Léopold Mwana Malamu s’est enfui de son pays et a fini par solliciter l’asile en France. Toutes ses démarches, conduites pourtant avec prudence et méthode, ont échoué et trouver un travail lui est également impossible. Il est reconduit manu militari vers la Répu­blique de Zamba où il est emprisonné. Les organismes non gouvernementaux se sont mobilisés en faveur du « refoulé administratif » et les médias ont dénoncé avec fracas cette expulsion. Comment la France sortirait-elle de ce dilemme ?
Ce récit est tiré d’une histoire réelle, même si les patronymes et les dénominations de certaines associations et organismes non gouvernementaux sont intentionnellement déformés tandis que la période légèrement décalée. La Répu­blique de Zamba n’est qu’un pays imaginaire. Le narrateur a voulu garder l’anonymat, à propos du pays africain où s’est déroulée une partie du récit, pour que tout État dicta­torial d’Afri­que subsaharienne se sente concerné.

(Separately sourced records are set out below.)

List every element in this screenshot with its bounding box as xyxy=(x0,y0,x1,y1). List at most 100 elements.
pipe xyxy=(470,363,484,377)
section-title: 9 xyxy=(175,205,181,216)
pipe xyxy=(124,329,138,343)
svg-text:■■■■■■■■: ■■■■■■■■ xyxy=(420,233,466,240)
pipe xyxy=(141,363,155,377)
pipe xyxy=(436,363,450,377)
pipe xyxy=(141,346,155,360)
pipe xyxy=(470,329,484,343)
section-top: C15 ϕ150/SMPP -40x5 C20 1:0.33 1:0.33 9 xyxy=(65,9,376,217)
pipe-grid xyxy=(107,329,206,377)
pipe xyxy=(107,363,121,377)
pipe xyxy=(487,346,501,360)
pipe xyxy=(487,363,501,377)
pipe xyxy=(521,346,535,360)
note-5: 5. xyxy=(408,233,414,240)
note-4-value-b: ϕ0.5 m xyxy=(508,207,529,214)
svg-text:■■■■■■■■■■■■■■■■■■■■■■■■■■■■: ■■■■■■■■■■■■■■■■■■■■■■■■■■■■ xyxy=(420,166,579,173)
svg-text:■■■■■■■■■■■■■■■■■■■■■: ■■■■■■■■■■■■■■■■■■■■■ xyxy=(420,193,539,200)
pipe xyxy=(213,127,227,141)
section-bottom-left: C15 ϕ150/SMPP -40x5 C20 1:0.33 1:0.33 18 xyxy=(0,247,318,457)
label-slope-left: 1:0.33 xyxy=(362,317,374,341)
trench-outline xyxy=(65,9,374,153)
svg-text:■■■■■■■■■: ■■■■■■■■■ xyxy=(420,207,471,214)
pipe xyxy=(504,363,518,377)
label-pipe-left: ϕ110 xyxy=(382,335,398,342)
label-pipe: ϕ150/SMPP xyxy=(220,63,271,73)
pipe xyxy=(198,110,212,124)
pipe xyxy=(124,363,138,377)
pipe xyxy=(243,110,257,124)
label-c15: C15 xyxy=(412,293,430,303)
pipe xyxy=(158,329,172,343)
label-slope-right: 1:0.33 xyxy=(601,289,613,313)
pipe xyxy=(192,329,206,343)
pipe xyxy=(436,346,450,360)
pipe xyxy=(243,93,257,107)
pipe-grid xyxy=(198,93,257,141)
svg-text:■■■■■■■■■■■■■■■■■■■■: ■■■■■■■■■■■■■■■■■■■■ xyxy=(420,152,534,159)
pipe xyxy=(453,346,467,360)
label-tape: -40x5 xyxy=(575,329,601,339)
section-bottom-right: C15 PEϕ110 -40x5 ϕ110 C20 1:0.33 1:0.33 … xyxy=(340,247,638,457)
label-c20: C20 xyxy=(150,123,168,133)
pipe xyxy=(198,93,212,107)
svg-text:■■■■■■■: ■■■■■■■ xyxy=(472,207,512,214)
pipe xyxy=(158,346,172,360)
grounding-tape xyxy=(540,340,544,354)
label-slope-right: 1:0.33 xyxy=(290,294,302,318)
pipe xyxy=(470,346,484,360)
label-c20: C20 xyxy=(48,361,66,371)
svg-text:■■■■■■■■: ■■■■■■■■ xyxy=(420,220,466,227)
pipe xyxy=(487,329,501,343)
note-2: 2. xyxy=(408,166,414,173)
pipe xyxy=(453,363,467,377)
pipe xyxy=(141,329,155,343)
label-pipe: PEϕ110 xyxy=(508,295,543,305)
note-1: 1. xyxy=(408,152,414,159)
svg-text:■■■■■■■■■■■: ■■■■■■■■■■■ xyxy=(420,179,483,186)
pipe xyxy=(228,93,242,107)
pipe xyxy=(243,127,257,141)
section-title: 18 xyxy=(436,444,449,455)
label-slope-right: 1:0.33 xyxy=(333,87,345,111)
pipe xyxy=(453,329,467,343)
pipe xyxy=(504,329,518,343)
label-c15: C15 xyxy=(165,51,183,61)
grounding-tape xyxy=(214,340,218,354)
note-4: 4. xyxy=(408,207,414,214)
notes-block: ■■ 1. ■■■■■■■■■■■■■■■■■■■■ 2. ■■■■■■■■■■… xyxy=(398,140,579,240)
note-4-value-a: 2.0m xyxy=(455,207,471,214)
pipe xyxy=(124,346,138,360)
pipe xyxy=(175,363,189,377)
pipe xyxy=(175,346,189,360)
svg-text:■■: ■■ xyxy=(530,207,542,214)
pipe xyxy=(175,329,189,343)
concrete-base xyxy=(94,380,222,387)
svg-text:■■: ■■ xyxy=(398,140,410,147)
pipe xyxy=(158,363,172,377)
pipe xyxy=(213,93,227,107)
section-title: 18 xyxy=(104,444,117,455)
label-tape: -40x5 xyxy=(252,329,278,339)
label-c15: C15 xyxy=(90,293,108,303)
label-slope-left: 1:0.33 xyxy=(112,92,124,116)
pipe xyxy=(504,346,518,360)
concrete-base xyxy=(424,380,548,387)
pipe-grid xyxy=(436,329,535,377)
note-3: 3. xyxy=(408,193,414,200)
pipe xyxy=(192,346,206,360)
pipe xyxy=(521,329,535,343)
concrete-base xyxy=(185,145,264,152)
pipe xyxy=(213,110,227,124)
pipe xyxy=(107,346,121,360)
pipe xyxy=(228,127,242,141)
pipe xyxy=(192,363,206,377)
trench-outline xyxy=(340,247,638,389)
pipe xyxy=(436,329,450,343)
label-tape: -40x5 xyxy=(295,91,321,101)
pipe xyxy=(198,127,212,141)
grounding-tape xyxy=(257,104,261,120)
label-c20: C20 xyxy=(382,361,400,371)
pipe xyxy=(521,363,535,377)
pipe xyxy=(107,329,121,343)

Cet ouvrage aura plus d’impact si les faits relatés impliquent davantage plusieurs nations plutôt qu’une seule.

L’objectif

Cet ouvrage a pour objectif de sensibiliser en France et dans le monde francophone, directement ou indirectement, les populations ayant été concernées à un moment donné par les démarches liées au droit d’asile. Il s’agit aussi de faire réagir les organismes gouvernementaux et non gouvernementaux qui œuvrent à cet effet, les différentes institutions internationales, les régimes non démocratiques des pays africains, etc .
Dans l’optique des élections présidentielle et législatives françaises, les différents protagonistes, toutes tendances politiques confondues, ont tendance à trop facilement durcir leur discours en matière d’immigration. L’ouvrage de M.?Lonsi Koko, fort heureusement, apporte au lecteur des arguments percutants pouvant lui permettre de mûrir sa propre opinion.

Le synopsis

Léopold Mwana Malamu est membre, dans son pays d’origine situé au cœur de l’Afrique centrale, d’un mouvement clandestin qui s’oppose de la manière la plus efficace et la plus habile possible à la dictature du régime en place. Il est arrêté, torturé. Il finit par gagner l’Eu­rope : l’Italie d’abord, ensuite la Suisse ; puis la France où l’accueille à bras ouverts une charmante dame de la meil­leure société. Reste pour lui à obtenir le statut de réfugié politique.
« Refoulé administratif », il se retrouve à nouveau dans un centre de détention, dans son pays d’origine, où il est torturé. Situation particulièrement embarrassante pour l’administration française qui avait rejeté la demande de Léopold Mwana Malamu au prétexte que ses déclarations étaient non fondées. Quel sort sera-t-il réservé au demandeur  d’asile ?

L’aspect narratif

En matière de style, le narrateur a jugé bon d’utiliser de temps à autre l’analepse, perturbée par quelque vision proleptique dans un coin du récit. Au moment de son expulsion, dans l’avion, le héros malheureux revoit sa vie antérieure. Une sorte de retour en arrière, ou rétro­action, selon que l’on a une conception filmique ou cybernétique. Le demandeur d’asile, avec l’aide d’un ami, rentre dans son passé pendant que l’avion vole vers ce même passé. À la suite de la diégèse, à son incarcération en Afri­que, on assiste à la formation d’une boucle qui sera bouclée plus tard : l’histoire se contente de reprendre là où elle a été inter­rompue.

La finalité

Cet ouvrage met sans conteste en évidence la flagrante contradiction entre l’image de marque de la France, pays des droits de l’Homme et du Citoyen, et le labyrinthe dans lequel s’engagent les candidats au sta­tut d’asile politique lorsqu’il s’est enfui de la dictature corrompue que soutiennent avec immoralité certains pays occi­dentaux.
Selon la bonne règle qui renvoie à la curiosité, le narrateur intradiégétique a soumis l’existence des candidats à l’asile politique à son observation. Celle-ci lui a permis de traiter d’un thème ambitieux et actuel. Fort bien documenté, le sujet dégage les qualités d’un dossier bien instruit qui intéressera un journaliste, le rédacteur en chef d’une revue, un documentariste, les milieux associatifs, les institutions, ou alors le citoyen lambda…

Quelques extraits

« Le Directeur de l’Office Français de Protection des Réfu­giés et Apatrides informe Mon­sieur Léopold Mwana Malamu, demeurant à Paris 18ème, qu’il n’a pas apporté de commencement de preuve de nature à établir qu’il se trouve personnellement dans l’un des cas prévus par l’article 1er paragraphe 2ème de la Conven­tion de Genève. […] En conséquence, sa demande en date du 21 novembre 1984 tendant à cette fin est rejetée. »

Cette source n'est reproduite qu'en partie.